We don't have any more green beans anyway, because this kid eats them, literally, by the can. Don't worry folks, I buy sodium-free!
We used butternut squash instead of pumpkin and I wrestled with an unroasted squash to get the small chunks called for. In the future I think I could get away with gently roasting it FIRST to make the cubing easier. I liked how it remained pretty chunky in the gratin though, so I would be careful not to over-roast. The panko crumbs on top and GRUYERE CHEESE made the dish though—we fought hard to not go back and consume the other half.
This is the gratin.
This is our dessert from last month's DNI. I can see how you'd be confused.
It was a smaller dinner than the first Date Night In, and that was OK. I dished up some more apple cake and cream before warming the cider toddy.
Stupid apple cake. Look at those little rivers of cream soaking through though. Hellllllloooo!
The toddy was the best part for me. The spices and the local cider were excellent, and the whiskey (yup…) paired so well with the fresh ginger. They stayed hot for a long time and we sipped and chatted and enjoyed the luxury of all the warmth soaking through us.
One for you and one for me. Do you taste all the whi-skey?
It wasn’t one of those starry-eyed date nights. It was a comfortable evening, when we had filling, familiar-tasting food to enjoy together and chat about anything and everything. That’s my favorite kind of date night actually, and I think we usually do it quite well.

I don’t remember exactly how I asked or what I said, but basically it was, “How do you do it”
And I meant, “By what miracle or magic powers do you maintain a growing relationship for so long, still have things to talk about, and still like and desire and want to be around each other?”
“Commitment,” he quickly replied. “It’s what gets you through the bumps.”…There is comfort in our commitment but not complacency. It’s not “I’m stuck with him”; it’s “How can we love each other better because you’re my person and I’m yours?” The commitment keeps us bound together in the times when we are tempted to quit. Because of commitment we are able to come out on the other side to experience how incredible it is when you are completely known and still loved.”
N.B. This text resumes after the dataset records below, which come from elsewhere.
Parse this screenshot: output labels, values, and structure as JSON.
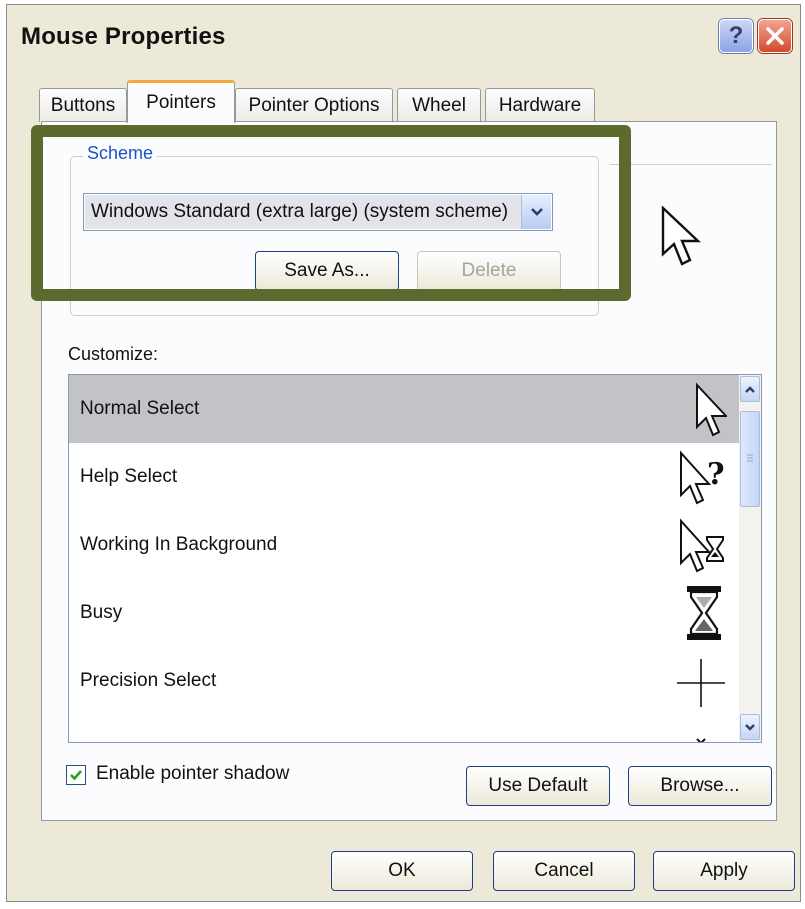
{
  "window": {
    "title": "Mouse Properties",
    "help_label": "?"
  },
  "tabs": [
    {
      "label": "Buttons"
    },
    {
      "label": "Pointers"
    },
    {
      "label": "Pointer Options"
    },
    {
      "label": "Wheel"
    },
    {
      "label": "Hardware"
    }
  ],
  "scheme": {
    "legend": "Scheme",
    "selected": "Windows Standard (extra large) (system scheme)",
    "save_as": "Save As...",
    "delete": "Delete"
  },
  "customize": {
    "label": "Customize:",
    "items": [
      {
        "label": "Normal Select",
        "icon": "arrow-cursor-icon"
      },
      {
        "label": "Help Select",
        "icon": "help-cursor-icon"
      },
      {
        "label": "Working In Background",
        "icon": "working-cursor-icon"
      },
      {
        "label": "Busy",
        "icon": "hourglass-icon"
      },
      {
        "label": "Precision Select",
        "icon": "crosshair-icon"
      }
    ]
  },
  "options": {
    "shadow_label": "Enable pointer shadow",
    "shadow_checked": true
  },
  "buttons": {
    "use_default": "Use Default",
    "browse": "Browse...",
    "ok": "OK",
    "cancel": "Cancel",
    "apply": "Apply"
  },
  "colors": {
    "highlight_border": "#5c6a2e",
    "selected_row": "#c3c3c7",
    "active_tab_accent": "#f3a93f"
  }
}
-Ashley Rodriguez, Date Night In, p. 199

So, two down, twenty three to go (that's date nights in, not number of children). And, for those of you attending Canadian Thanksgiving next week, you may end up trying one of these recipes…
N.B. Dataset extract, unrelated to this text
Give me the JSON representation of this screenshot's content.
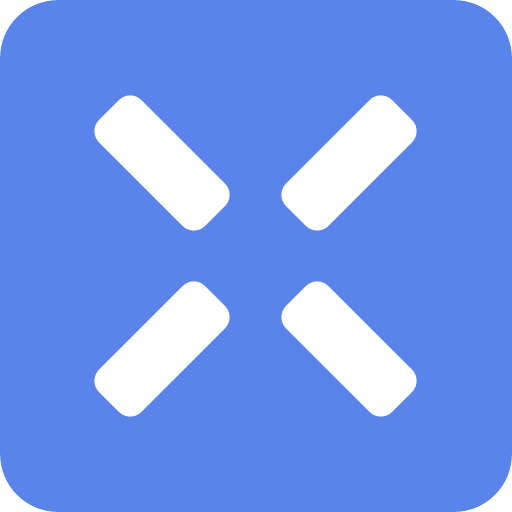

Today’s 1%: I set up the baby gate in the kitchen, blocking me from the little boys after breakfast. This enabled me to clean up quickly and efficiently, and prevented Owen from tipping over the kitchen trash, opening the door to the basement and falling down the stairs, eating the crumbs under the cabinets, and/or climbing into the dishwasher. (They were both standing at the gate whining at me the whole time though.)